Man Made Enters the Conversation with Confidence
Man Made’s Super Bowl spot played with the language of sports greatness, asking who really deserves the title of GOAT. The creative debated the numbers, teased the audience, and delivered its conclusion with charm and confidence.
Without relying on celebrity or excess, the ad felt comfortable sharing space with much bigger brands. It was playful, assured, and refreshingly self-possessed.
A Halftime Moment Bigger Than the Game
While the Seattle Seahawks left with the Lombardi Trophy, audiences across all the Americas left with something a little more meaningful. A new-found sense of hope.
Bad Bunny’s halftime performance unfolded as a celebration of love, culture, and shared identity. As flags from North, Central, and South America appeared on stage, including Canada, the message was clear. America is not a single place. It is a collective, a continent, and a shared story.
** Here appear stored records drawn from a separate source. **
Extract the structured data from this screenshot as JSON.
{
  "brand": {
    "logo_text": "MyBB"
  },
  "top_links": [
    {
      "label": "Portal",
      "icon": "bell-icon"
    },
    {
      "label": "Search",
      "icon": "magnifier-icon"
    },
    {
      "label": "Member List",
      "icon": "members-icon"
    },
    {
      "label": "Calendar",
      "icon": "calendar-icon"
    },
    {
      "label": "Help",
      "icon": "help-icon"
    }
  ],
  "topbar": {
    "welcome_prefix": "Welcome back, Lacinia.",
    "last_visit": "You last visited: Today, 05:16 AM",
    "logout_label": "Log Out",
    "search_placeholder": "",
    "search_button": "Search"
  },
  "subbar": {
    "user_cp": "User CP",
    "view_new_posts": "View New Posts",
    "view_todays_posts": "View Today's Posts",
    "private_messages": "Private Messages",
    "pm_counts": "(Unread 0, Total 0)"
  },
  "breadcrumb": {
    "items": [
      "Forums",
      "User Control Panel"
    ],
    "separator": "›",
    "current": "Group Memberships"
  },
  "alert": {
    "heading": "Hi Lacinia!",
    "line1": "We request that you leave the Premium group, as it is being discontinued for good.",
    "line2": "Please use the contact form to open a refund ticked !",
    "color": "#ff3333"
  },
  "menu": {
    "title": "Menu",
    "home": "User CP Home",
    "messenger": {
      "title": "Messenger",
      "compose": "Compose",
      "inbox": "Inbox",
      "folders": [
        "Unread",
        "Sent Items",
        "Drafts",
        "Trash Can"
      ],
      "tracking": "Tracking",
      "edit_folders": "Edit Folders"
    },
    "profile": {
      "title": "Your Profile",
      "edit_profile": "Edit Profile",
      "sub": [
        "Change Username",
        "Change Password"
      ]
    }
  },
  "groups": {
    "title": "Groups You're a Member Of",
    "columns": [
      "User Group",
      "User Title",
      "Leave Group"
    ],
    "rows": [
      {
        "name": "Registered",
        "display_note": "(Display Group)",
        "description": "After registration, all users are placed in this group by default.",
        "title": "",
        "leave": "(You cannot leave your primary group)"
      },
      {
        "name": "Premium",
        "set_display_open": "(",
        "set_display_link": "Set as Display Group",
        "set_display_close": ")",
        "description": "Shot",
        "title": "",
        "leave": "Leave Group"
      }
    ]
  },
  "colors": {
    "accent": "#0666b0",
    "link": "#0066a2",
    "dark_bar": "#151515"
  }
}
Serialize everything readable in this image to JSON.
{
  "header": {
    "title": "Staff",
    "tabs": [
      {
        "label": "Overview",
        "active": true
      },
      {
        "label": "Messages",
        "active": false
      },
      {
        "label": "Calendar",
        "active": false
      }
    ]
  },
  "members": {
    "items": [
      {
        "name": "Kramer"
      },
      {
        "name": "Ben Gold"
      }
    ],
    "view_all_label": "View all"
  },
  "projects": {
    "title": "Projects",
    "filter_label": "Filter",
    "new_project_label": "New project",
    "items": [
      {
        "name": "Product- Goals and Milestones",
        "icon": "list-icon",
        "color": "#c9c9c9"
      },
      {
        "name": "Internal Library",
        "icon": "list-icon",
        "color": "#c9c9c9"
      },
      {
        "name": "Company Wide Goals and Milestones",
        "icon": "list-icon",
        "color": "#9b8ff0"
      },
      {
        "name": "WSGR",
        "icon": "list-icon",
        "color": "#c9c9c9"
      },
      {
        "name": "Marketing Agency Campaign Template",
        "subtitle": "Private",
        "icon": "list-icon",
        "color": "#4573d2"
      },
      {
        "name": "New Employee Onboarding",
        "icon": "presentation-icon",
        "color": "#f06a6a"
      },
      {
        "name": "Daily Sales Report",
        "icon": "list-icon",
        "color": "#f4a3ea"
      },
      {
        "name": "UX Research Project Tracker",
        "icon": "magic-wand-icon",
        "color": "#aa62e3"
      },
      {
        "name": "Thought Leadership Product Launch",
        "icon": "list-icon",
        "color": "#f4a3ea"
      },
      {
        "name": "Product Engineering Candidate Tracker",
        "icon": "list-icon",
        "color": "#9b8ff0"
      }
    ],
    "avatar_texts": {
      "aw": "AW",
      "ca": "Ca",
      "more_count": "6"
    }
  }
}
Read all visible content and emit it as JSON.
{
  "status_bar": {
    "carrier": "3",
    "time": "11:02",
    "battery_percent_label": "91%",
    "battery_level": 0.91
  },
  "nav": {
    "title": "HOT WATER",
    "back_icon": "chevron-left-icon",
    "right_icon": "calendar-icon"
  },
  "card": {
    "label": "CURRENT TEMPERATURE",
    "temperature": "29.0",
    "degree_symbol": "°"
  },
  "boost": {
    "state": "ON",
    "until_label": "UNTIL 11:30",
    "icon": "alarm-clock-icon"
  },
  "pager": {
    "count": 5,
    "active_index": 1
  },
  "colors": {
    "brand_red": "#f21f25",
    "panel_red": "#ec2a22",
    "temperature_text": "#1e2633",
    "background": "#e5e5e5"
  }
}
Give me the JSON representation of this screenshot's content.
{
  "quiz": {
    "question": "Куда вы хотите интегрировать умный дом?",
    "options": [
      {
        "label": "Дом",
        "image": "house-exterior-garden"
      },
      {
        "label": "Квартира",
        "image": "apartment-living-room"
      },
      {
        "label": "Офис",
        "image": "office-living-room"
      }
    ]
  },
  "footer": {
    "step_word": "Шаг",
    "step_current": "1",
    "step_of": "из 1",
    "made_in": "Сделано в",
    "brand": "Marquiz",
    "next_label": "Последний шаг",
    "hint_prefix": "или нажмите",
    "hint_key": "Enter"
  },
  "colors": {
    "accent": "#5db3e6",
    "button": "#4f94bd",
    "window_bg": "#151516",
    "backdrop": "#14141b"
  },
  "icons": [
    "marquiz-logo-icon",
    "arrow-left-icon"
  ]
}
In a night built around competition, the performance offered unity, joy, and connection.
Why Authenticity Still Wins
Taken together, Canada’s presence during Super Bowl LX felt less about standing out and more about belonging. The campaigns that resonated most were not the loudest or flashiest. They were clear in their intent, confident in their identity, and human in their execution.
For marketers watching closely, the takeaway was simple. Authenticity still wins.